Surveys4Money announces that it is “The free Get Paid to Take Surveys Online Guide”. On its home page is a long list of panels, including such household names as Ipsos, Lightspeed, Synovate, NOP, Survey Spot, and Ciao, along with many less common names. On the home page most of the links are for US organisations, but there are special links to go to pages specialising in Canada, UK, and Australia.
The FAQ on the site talks about how much money you can expect to make by doing surveys. Whilst the site points out you unlikely become rich by doing surveys, they estimate that a realistic sum is “in the hundreds of dollars per month”. Clearly, to earn hundreds of dollars a respondent would need to do many surveys per month, probably 30 to 60 per month.
Even more worrying than promoting the membership of panels for quantitive surveys, Surveys4Money also advocate becoming a member of online focus groups, saying you can easily earn $100 per group.
PaidSurveys-uk goes even further than Surveys4Money, in that it offers a chance to download roboform. Roboform helps the budding respondent fill in their answers automatically, mainly things like the demographic questions.

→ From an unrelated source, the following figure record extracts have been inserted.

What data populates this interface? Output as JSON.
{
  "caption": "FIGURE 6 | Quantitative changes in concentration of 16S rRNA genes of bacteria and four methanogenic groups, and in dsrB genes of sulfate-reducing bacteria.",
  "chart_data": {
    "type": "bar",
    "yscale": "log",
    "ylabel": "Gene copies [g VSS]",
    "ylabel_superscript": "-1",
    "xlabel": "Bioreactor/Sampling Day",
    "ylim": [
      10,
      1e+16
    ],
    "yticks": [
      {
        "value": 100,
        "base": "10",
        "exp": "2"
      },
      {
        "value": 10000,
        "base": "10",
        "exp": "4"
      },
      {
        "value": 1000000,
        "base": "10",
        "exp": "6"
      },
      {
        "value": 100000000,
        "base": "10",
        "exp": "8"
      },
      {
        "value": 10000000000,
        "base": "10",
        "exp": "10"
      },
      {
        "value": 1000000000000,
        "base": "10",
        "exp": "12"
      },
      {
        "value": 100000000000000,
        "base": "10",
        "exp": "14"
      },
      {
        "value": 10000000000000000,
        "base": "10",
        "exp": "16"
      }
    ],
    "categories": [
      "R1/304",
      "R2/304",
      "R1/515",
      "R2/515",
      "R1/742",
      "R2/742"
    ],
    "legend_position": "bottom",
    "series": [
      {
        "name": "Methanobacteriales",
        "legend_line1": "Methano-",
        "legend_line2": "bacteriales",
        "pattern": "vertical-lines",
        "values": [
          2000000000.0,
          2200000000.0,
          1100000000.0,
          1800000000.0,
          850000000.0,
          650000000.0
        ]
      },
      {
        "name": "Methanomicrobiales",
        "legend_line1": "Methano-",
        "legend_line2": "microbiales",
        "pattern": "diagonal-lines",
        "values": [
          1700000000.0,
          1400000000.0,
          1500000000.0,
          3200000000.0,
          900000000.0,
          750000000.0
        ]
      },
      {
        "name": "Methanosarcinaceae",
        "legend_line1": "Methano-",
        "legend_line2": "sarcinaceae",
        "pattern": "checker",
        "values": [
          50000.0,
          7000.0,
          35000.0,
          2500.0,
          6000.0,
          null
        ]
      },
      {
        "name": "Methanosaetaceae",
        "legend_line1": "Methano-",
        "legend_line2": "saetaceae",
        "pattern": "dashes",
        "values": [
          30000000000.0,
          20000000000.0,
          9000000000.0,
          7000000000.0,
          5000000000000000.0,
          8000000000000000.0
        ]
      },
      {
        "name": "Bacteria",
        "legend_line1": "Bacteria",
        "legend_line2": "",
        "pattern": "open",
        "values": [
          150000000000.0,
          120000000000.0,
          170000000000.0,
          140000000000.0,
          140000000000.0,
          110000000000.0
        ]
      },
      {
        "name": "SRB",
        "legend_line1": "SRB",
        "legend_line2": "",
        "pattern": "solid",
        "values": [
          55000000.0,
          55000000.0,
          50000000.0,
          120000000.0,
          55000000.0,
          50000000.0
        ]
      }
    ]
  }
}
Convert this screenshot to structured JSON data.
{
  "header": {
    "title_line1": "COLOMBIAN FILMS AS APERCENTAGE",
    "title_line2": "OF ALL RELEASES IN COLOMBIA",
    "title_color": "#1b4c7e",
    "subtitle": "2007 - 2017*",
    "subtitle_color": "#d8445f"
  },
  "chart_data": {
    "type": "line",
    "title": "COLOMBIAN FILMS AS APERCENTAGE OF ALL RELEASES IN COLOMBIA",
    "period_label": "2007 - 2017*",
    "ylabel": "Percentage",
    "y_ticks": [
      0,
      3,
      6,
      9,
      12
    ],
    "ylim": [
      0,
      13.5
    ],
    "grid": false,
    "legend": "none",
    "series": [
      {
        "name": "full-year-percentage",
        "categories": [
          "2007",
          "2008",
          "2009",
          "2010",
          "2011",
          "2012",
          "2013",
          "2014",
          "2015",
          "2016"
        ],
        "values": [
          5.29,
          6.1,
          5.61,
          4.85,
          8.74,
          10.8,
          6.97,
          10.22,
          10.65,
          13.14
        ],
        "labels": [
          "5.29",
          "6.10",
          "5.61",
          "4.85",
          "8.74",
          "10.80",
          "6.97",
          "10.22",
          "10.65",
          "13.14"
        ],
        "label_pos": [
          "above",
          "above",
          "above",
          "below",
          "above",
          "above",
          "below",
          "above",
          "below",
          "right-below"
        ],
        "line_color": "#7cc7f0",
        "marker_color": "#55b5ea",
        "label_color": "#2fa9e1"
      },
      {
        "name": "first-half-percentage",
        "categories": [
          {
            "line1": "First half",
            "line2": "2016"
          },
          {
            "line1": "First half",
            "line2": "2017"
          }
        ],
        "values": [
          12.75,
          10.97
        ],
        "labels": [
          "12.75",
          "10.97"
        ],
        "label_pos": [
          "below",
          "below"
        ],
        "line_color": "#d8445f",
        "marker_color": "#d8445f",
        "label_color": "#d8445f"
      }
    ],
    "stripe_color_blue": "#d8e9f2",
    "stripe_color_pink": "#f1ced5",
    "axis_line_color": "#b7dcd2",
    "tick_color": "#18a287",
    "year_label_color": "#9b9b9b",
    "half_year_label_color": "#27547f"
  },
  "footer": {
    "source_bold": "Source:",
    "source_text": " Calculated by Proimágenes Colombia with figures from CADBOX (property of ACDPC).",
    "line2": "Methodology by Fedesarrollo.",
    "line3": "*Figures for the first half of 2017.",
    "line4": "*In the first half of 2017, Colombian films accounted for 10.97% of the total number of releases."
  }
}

Roboform also has a multiple identities facility that allows people to readily switch between different membership profiles.
The thought that many of the people taking market research surveys might have been recruited via these sites and might in some cases be taking 50 surveys per month, using multiple identities, will give many researchers pause for thought.
The key question is not whether this process is in some sense ‘morally’ right, but whether it makes any difference. So far, studies that have looked at regular versus infrequent respondents or at people who say they are more motivated by rewards (compared with people who say they are trying to influence brands and decision makers) have showed very few differences. However, this may not continue in the future, and it behoves researchers to keep reviewing this point.
One tip, from a regular user of online panels, is to include one or two questions which you already know the answer for (age and sex are fairly easy), to check the panel member is consistent with their stored profile.
Remember the two sites featured in this article are just two amongst many. Most panels have open membership, and as long as they have open membership there will be sites telling people how to find them. So, these sites, and the implications of the people they recruit, are going to be a fact of life for all of us for the foreseeable future.
I've just discovered this nice blog. Congratulations Ray. I'm glad to see that the research industry embraces blog posting as a communication tool. (Check our blog too: http://solucionesnetquest.com/actualidad/ In Spanish, though)
As you said, I think that the actual problem is not this kind of sites but open membership or passive recruitment. ¿Should the industry establish active recruitment "by invitation only" as a standard methodology for online access panels?